HÁ QUEM JURE de pés juntos que os autores, lá pelos idos de junho de 1965, fomos vistos sobraçando, mui orgulhosos, pela então rua 15 de Novembro (hoje, das Flores), em Curitiba, um exemplar da coletânea de contos "7 de Amor e Violência", que trazia uma tarja com a seguinte frase: "A primeira experiência ficcional que toma a 'revolução' (vai mesmo entre aspas, porque não se entende revolução sem povo) como pano de fundo, mostrando como ela repercutiu na palhoça do camponês esquecido e como reagiram os jovens angustiados de uma grande cidade". Quem a assinava era o crítico literário e contista Hélio Pólvora.
Uma denúncia anônima levou o Dops (Departamento de Ordem Política e Social) a confiscar os últimos exemplares de uma tiragem de 1.500, abortando a segunda fornada já a caminho.
Tudo começou em fins de 64, com a ideia do jornalista e poeta Walmor Marcelino (recém-falecido aos 80), que nos convidou a ficcionalizar o golpe militar de meses atrás.

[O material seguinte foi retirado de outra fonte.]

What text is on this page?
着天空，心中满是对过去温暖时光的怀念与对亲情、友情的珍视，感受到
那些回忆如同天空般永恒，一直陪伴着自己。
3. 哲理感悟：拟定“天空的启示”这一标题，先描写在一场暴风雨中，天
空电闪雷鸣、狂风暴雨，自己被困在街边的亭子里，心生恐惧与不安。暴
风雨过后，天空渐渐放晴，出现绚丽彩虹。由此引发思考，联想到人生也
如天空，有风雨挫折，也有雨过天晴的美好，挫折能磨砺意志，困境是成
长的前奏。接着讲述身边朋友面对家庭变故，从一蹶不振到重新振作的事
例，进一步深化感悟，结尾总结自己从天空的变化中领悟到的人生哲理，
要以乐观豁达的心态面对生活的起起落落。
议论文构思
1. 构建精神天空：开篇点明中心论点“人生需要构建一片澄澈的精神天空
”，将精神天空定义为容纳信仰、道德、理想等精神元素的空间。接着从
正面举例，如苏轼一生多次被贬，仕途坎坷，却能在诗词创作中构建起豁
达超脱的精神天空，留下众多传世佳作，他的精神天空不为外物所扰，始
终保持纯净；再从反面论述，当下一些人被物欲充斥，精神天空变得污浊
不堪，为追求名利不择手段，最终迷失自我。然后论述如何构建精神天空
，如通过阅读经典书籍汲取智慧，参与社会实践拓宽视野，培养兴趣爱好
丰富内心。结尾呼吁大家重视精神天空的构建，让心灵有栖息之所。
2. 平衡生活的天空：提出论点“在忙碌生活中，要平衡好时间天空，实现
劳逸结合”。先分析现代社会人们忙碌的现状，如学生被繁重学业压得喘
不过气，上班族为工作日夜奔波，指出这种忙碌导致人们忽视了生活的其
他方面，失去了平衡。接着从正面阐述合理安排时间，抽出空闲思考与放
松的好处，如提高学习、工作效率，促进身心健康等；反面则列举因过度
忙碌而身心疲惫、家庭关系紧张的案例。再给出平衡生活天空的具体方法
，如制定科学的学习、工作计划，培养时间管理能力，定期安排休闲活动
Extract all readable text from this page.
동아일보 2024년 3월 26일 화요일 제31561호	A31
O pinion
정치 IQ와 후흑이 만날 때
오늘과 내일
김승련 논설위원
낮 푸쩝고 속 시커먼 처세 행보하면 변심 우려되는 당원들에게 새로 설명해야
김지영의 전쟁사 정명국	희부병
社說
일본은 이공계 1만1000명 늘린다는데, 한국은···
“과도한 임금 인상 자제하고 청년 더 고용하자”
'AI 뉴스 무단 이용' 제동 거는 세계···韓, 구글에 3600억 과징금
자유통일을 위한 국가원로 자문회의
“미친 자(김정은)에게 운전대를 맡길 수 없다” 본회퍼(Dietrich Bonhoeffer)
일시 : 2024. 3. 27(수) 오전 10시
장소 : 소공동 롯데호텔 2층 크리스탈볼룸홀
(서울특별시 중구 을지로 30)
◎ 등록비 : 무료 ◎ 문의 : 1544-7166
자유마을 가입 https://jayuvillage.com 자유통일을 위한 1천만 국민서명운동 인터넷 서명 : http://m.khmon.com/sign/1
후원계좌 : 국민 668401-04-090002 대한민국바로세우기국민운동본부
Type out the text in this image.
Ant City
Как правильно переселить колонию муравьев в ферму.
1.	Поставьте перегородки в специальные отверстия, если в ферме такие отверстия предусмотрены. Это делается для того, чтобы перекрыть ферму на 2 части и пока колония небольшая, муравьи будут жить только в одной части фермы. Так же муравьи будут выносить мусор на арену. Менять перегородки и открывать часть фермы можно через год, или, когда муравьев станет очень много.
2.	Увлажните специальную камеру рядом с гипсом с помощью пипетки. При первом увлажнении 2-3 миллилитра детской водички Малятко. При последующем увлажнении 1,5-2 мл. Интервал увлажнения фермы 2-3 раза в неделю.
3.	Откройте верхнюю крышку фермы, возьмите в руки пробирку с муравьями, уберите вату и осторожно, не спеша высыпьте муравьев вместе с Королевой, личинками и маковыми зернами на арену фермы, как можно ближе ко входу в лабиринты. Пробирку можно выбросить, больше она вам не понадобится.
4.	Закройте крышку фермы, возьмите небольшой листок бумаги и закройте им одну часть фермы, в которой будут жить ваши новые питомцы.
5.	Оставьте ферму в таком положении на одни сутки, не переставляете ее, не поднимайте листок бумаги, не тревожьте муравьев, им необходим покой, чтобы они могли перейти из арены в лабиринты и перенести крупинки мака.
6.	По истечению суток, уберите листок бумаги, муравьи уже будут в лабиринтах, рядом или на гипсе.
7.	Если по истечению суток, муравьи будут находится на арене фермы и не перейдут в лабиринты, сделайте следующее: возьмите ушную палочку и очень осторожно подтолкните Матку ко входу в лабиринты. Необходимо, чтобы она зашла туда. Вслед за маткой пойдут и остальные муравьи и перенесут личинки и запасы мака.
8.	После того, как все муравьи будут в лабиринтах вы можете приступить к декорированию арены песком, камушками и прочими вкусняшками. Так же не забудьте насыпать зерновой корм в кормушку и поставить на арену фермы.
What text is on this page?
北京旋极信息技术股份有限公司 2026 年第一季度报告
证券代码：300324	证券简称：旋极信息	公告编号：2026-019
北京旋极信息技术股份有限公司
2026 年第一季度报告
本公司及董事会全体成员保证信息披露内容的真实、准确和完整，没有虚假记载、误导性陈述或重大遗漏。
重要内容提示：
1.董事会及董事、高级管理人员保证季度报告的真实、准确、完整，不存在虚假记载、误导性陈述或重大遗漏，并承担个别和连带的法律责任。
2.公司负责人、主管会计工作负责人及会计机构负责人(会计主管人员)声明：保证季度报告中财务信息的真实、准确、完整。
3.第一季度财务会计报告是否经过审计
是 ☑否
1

Foi dele também o projeto da capa, executada pelo pintor Álvaro Borges sobre foto de Chico Kava, de um colo feminino nu (hoje me pergunto: quem era essa gata?) e o título cabalístico.
Para despistar, Marcelino lascava na apresentação que os sete escribas (pela ordem do sumário, Elias Farah, Valêncio Xavier, Oscar Milton Volpini, Jodat Kury, Nelson Padrella, Sylvio Back e Walmor Marcelino) "não pertencem a um grupo literário ou orientação filosófica. Não têm origens e profissões afins; sequer moram no mesmo bairro".
Mas era inevitável: o visual parapornô da capa (uma faca -um pinheiro estilizado- que ameaça fincar-se num seio) e o miolo explícito nos entregavam ao primeiro folheio. As reações vieram a galope. De mão em mão, de porta em porta, de amigo para amigo, ou na Livraria Ghignone, ponto de encontro da intelectualidade descolada da época, o livro circulava e causava espécie.
Um misto da proverbial madrastice curitibana e da alcaguetagem então em alta ficou a nos assombrar dia e noite, contaminando o seleto grupo de ilustradores do livro, Luiz Carlos de Andrade Lima, Jair Mendes, Maurício Távora, Álvaro Borges, Thomas Wartelsteiner (Xavier e Padrella, autoilustrando-se, sofriam duplamente). Cada um de nós esperava que um milico batesse à porta intimando a depor, como viria a ocorrer dois anos depois.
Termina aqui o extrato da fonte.